Deputy Maritime Affairs & Insular Policy Minister Stefanos Gikas announced that Grimaldi Group (Grimaldi Euromed SpA – Minoan Lines) had acquired a 67% share of the port for a total price of 80 million euros.
Greece’s public assets body, the HRADF (Hellenic Republic Asset Development Fund), will hold the remaining 33%. The HRDAF will also serve as the responsible Port Planning Authority working with the Grimaldi Group to maximize the investment.
Under the concession deal, Grimaldi Group is granted the right to utilize specific areas and infrastructure within the port for a set period of time including the management of the central port, which includes its cruise terminal, general and bulk cargo and container handling areas.

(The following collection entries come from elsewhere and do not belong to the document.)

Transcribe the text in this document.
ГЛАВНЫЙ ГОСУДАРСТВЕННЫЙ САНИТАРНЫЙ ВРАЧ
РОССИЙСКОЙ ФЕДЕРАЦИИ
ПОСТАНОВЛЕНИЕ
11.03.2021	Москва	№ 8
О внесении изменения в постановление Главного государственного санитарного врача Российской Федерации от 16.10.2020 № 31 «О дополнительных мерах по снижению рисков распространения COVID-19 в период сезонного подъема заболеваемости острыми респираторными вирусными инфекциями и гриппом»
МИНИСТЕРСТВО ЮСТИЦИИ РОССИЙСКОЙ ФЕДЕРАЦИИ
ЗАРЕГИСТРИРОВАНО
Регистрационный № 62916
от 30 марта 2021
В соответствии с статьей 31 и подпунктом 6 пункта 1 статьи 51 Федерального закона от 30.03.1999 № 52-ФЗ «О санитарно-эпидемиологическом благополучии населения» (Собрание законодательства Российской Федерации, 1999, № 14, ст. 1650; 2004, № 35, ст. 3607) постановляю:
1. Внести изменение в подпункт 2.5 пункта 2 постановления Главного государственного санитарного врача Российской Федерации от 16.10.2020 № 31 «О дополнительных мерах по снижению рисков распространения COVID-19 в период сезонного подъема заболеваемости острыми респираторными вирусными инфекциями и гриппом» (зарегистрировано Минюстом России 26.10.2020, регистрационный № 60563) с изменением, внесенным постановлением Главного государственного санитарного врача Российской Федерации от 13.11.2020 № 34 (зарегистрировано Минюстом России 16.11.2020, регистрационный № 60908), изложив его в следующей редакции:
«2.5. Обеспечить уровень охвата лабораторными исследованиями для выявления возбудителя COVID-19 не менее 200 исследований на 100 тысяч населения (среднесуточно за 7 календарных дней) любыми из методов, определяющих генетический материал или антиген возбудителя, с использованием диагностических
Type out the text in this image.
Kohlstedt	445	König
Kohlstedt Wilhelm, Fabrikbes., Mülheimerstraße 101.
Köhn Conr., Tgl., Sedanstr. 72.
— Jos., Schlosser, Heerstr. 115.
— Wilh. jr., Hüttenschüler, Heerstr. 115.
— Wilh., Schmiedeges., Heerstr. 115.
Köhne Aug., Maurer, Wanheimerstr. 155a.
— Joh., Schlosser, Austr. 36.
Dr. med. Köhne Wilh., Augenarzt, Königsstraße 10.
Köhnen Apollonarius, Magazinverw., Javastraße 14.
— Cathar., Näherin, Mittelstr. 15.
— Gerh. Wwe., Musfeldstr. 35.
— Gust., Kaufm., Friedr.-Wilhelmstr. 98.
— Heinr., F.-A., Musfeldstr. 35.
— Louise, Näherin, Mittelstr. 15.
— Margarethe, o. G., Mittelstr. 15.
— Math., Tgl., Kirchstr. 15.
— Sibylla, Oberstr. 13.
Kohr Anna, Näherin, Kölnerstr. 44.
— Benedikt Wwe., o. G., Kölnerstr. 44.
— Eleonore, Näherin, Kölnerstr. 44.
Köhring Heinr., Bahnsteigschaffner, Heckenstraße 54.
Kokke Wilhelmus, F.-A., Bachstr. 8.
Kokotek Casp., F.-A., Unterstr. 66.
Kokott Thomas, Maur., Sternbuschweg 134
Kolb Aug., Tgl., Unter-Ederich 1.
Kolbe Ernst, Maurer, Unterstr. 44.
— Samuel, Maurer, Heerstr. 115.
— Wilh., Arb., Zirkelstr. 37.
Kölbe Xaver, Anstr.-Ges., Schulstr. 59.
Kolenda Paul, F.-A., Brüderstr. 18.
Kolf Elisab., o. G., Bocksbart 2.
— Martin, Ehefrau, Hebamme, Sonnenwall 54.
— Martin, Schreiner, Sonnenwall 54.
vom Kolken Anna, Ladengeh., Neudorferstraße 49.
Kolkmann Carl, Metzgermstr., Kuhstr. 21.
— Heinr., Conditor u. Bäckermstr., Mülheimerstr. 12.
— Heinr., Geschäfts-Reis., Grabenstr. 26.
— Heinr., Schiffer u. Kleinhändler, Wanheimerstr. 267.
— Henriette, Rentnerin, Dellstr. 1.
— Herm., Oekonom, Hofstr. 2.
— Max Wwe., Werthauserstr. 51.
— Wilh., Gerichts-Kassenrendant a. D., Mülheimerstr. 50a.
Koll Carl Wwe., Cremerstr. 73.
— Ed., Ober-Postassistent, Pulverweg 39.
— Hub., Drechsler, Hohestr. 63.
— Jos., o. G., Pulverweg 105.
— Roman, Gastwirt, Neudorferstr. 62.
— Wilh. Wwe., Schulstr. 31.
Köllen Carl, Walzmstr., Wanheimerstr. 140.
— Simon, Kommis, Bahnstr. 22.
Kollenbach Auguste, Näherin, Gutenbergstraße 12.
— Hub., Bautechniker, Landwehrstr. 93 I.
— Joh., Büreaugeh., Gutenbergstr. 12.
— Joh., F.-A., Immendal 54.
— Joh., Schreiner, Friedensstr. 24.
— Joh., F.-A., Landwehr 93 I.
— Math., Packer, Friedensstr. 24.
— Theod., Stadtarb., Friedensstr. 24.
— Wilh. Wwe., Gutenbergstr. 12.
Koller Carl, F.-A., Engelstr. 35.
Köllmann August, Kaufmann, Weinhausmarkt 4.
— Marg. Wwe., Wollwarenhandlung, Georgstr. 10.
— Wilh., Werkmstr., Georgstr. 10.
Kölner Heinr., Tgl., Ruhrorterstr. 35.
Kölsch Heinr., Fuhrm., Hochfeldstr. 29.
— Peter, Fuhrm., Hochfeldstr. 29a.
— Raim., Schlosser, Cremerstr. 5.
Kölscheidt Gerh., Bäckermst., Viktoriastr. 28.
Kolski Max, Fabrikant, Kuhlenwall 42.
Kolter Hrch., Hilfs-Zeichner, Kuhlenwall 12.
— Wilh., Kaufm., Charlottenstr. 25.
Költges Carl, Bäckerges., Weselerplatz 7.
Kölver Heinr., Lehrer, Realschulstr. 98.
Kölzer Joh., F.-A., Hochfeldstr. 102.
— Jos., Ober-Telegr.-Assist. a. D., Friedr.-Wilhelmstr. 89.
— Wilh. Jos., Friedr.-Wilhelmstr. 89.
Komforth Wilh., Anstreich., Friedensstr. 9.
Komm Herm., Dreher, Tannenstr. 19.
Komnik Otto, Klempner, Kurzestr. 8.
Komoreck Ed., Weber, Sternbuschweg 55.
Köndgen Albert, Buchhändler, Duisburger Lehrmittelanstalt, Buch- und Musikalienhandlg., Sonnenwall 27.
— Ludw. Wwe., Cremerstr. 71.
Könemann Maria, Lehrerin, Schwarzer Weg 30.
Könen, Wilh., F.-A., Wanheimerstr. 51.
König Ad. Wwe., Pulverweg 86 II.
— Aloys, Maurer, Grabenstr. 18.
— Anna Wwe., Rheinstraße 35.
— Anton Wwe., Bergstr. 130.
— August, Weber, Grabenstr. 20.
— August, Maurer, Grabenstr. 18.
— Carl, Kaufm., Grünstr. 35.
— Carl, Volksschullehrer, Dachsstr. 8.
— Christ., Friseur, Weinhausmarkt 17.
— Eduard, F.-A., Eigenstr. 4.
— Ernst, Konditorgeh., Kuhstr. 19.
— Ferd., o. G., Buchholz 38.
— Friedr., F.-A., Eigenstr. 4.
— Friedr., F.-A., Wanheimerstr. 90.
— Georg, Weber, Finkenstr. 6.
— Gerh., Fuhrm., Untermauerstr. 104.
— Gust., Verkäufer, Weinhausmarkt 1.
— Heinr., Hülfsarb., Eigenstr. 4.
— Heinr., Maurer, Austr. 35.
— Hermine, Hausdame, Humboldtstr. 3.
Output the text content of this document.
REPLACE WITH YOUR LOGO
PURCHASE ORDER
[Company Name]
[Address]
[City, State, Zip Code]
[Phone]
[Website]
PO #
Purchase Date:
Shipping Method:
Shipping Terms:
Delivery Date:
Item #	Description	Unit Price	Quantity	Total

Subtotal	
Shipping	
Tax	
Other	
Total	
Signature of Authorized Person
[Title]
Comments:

According to Gikas, “the new investor will contribute 3.5% of its combined sales annually to the state and will be required to invest in new infrastructure and maintenance of existing facilities, including the adoption of green technologies”.
Additionally, a port fund will be set up which will oversee Heraklion’s Venetian Port, among others.
With regard to passenger shipping services, the concessionaire will be able to increase fees only once a year following the approval of the relevant government body.
Founded in 1972, Minoan Lines is one of the largest passenger ferry companies in Europe and main transport services provider for Crete.